Après avoir entrevu la jeunesse de l'aïeul marquée par sa rencontre et son apprentissage auprès de Bai Yin en personne, Fujita nous avait laissés à un moment importante devant sceller la rencontre de Shôji avec Angelina, alias Toono ou la courtisane fantasque, qui plus en dans un moment de suspense. Et les "flashbacks mémoriels" de Masaru ne s'arrêteront pas là puisqu'ils continueront ici jusqu'au 1er janvier 1910, une date importante ici. Bien sûr, concrètement, ces phases de flashback viennent en premier lieu nous éclairer sur pas mal de choses assez générales mais essentielles à connaître, par exemple autour de la création de l'entreprise Saiga, ou encore de l'entrée en scène du fameux Sadayoshi que l'on découvre donc un peu plus (en attendant, sans doute, qu'il prenne plus d'importance jusqu'à provoquer la profonde haine de Shôji à son égard). Le tout en jouant correctement sur certains éléments contextuels de l'époque, par exemple l'interdiction du territoire japonais aux étrangers pendant l'ère Edo. Mais derrière ça, là où le mangaka brille réellement, c'est dans la manière dont il en profite pour, en permanence, approfondir certains personnages que l'on côtoie au fil des pages depuis si longtemps et qui sont liés de près voire de très près depuis bien longtemps.
Le premier de ces personnages et Shôji, bien sûr, puisque ce sont ses souvenirs que l'on suit à travers Masaru, en nous faisant notamment découvrir ici comment il est tombé amoureux pour la première fois et comment il est devenu immortel de son propre gré par pur amour. Mais au fil des pages, c'est largement la figure d'Angelina qui lui vole la vedette, elle dont on cerne mieux le passé difficile où, en tant qu'immortelle, soit elle suscitait l'effroi et le rejet des hommes qu'elle rencontrait, soit elle attisait des convoitises où on voyait beaucoup moins elle-même que sa nature d'immortelle. Elle qui conserve une rancoeur envers sa mère Lucile dont elle pense qu'elle l'a abandonnée à son sort. Elle qui, depuis toutes ces années passées en tant que réceptacle de la pierre flasque, n'a ressenti que solitude et défiance envers les hommes. Il est alors naturellement beau et poignant de la voir se métamorphoser, retrouver la joie, également mieux comprendre ce que Lucile souhaitait peut-être pour elle, dès lors que Shôji entre bel et bien dans sa vie, et ce pour l'éternité.

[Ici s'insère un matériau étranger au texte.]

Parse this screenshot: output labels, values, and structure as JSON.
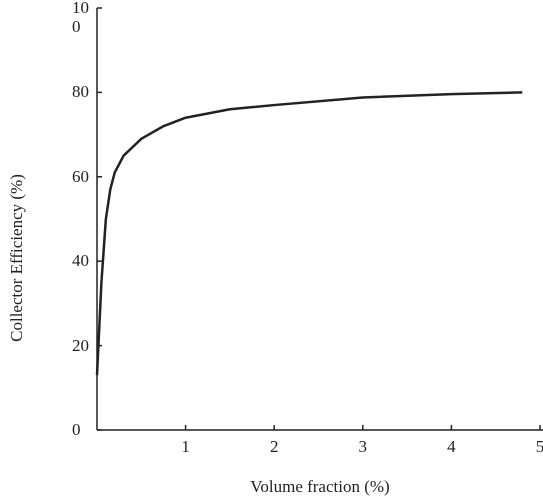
{
  "chart_data": {
    "type": "line",
    "xlabel": "Volume fraction (%)",
    "ylabel": "Collector Efficiency (%)",
    "x": [
      0,
      0.05,
      0.1,
      0.15,
      0.2,
      0.3,
      0.5,
      0.75,
      1,
      1.5,
      2,
      3,
      4,
      4.8
    ],
    "series": [
      {
        "name": "Collector efficiency",
        "color": "#222222",
        "values": [
          13,
          35,
          50,
          57,
          61,
          65,
          69,
          72,
          74,
          76,
          77,
          78.8,
          79.6,
          80
        ]
      }
    ],
    "xlim": [
      0,
      5
    ],
    "xticks": [
      0,
      1,
      2,
      3,
      4,
      5
    ],
    "ylim": [
      0,
      100
    ],
    "yticks": [
      0,
      20,
      40,
      60,
      80,
      100
    ],
    "grid": false,
    "legend": false
  }
}
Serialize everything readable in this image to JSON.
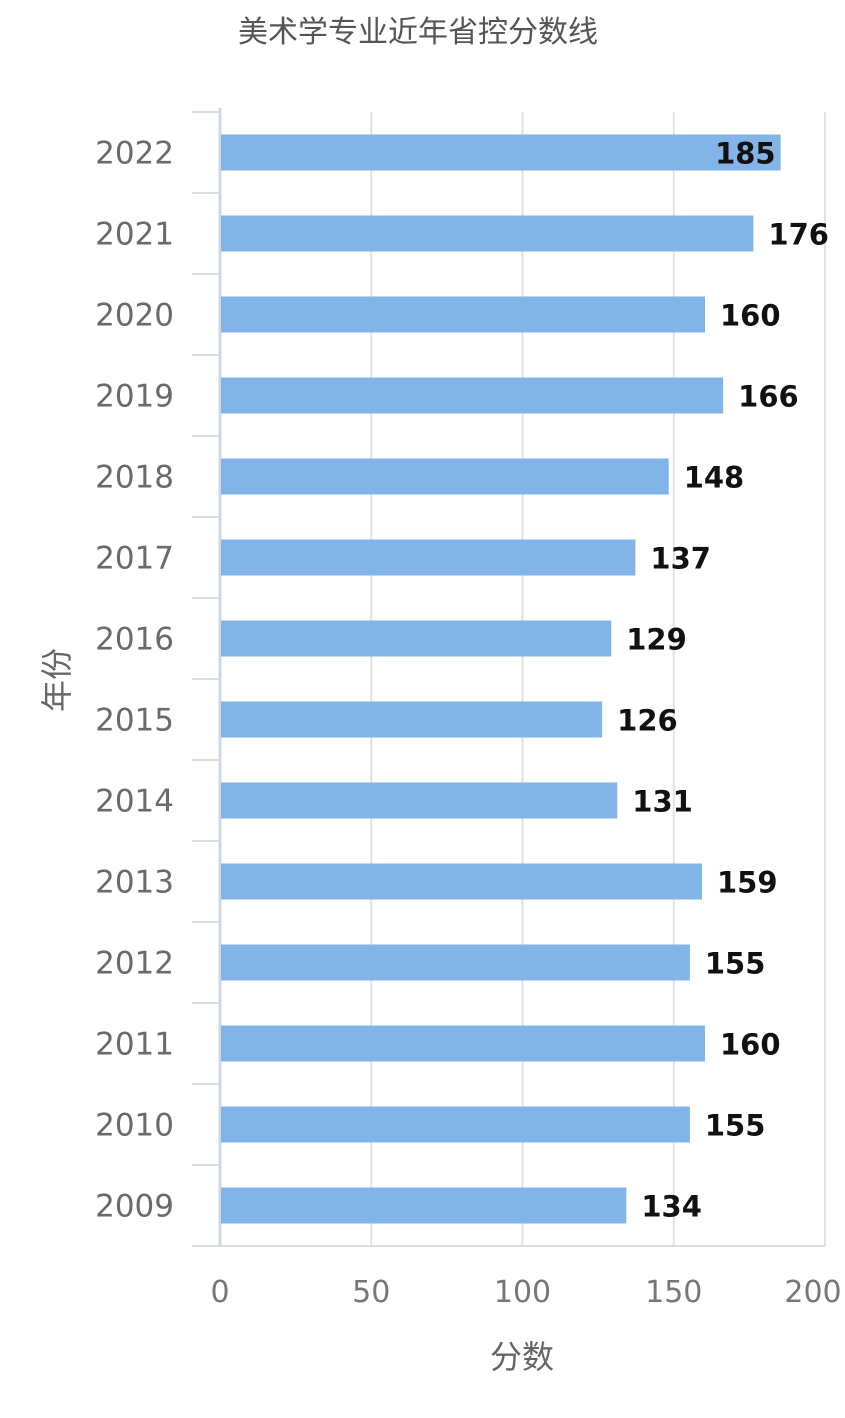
{
  "chart_data": {
    "type": "bar",
    "orientation": "horizontal",
    "title": "美术学专业近年省控分数线",
    "xlabel": "分数",
    "ylabel": "年份",
    "categories": [
      "2022",
      "2021",
      "2020",
      "2019",
      "2018",
      "2017",
      "2016",
      "2015",
      "2014",
      "2013",
      "2012",
      "2011",
      "2010",
      "2009"
    ],
    "values": [
      185,
      176,
      160,
      166,
      148,
      137,
      129,
      126,
      131,
      159,
      155,
      160,
      155,
      134
    ],
    "value_labels": [
      "185",
      "176",
      "160",
      "166",
      "148",
      "137",
      "129",
      "126",
      "131",
      "159",
      "155",
      "160",
      "155",
      "134"
    ],
    "xlim": [
      0,
      200
    ],
    "xticks": [
      "0",
      "50",
      "100",
      "150",
      "200"
    ],
    "grid": true,
    "legend": "none",
    "bar_color": "#82b4e8"
  }
}
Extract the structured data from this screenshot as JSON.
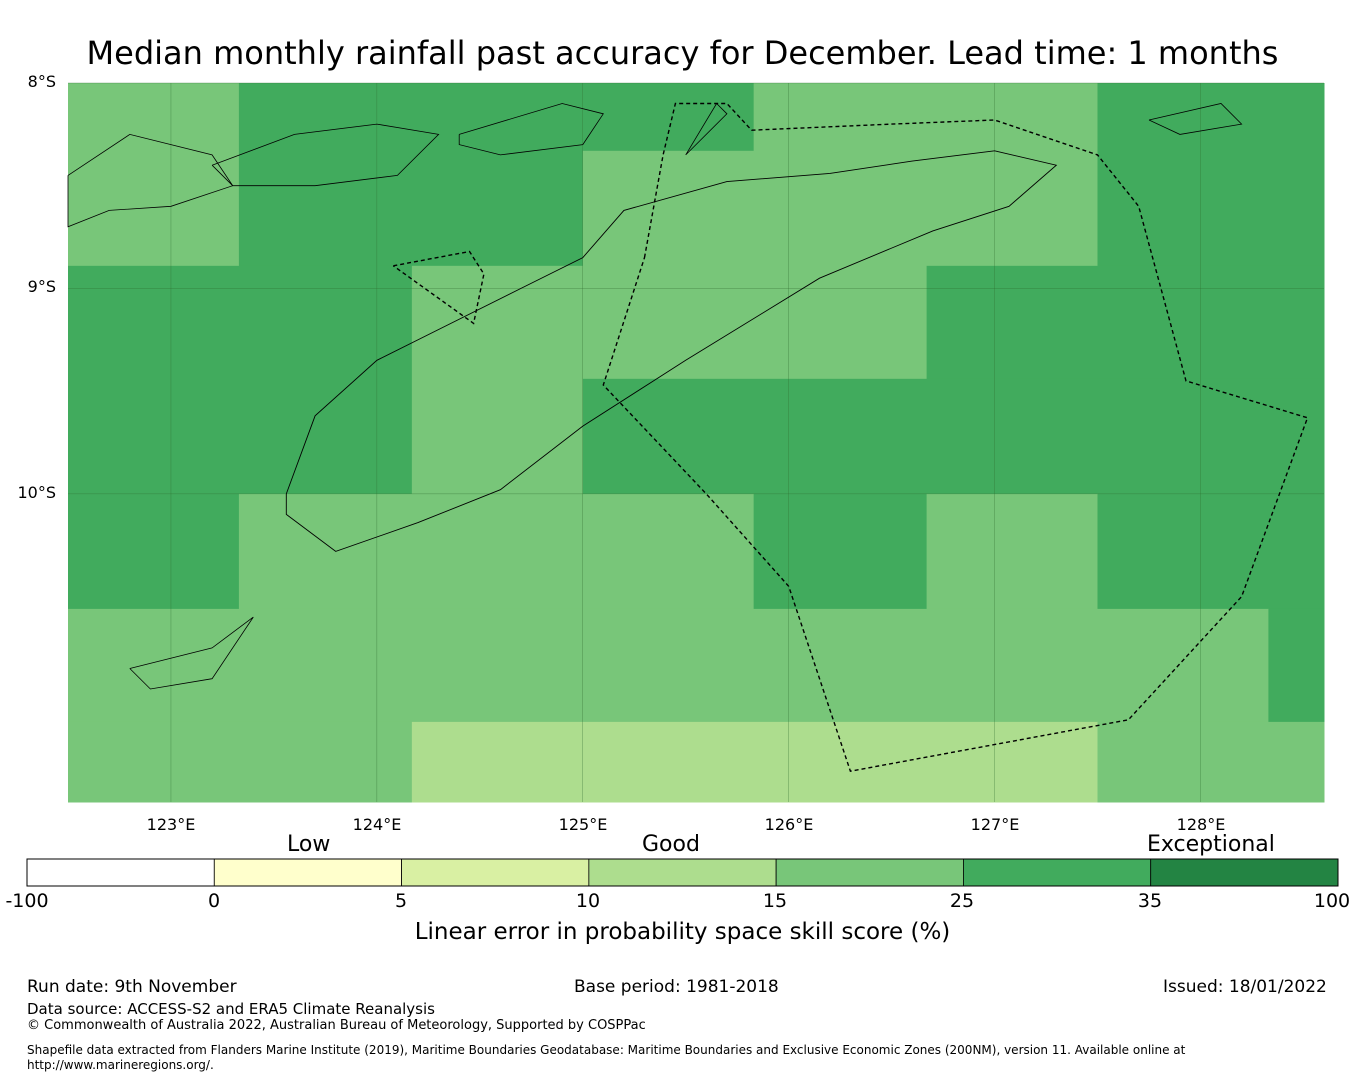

Ce sont aussi deux autres personnages-clés de l'oeuvre qui se voient beaucoup plus approfondis, en particulier dans la dernière partie du volume, le premier des deux n'étant autre que Guy, que l'on retrouve évidemment bien plus jeune (même si son apparence, en tant que shirogane, n'a bien sûr pas énormément bougé au fil des décennies). On découvre comment il s'est retrouvé mêlé aux affaires des Saiga en s'étant initialement vu confier une bien cruelle mission, quel est son propre passé d'enfant atteint par le zonapha et abandonné par ses parents, ce qu'il a alors trouvé chez Angelina en tant que figure maternelle, sans oublier la fameuse histoire de bras concernant les marionnettes Arlequin et Olympia. Quant à l'autre figure, ils 'agit tout bonnement de Francine, celle-là même qui était la cible ultime des shiroganes pendant si longtemps jusqu'à avoir été l'enjeu de la grande bataille tragique et vaine de l'acte final de l'arc Karakuri. Depuis que l'on a appris le désir de la reine des automates de se faire démanteler tant elle s'est lassée de son existence, on se doutait bien que celle-ci n'avais pas spécialement un mauvais fond, et cela se confirme ici, via son propre souvenir traumatisant de la façon dont son propre créateur l'a abandonnée, puis la place qu'elle a prise petit à petit auprès du couple Saiga.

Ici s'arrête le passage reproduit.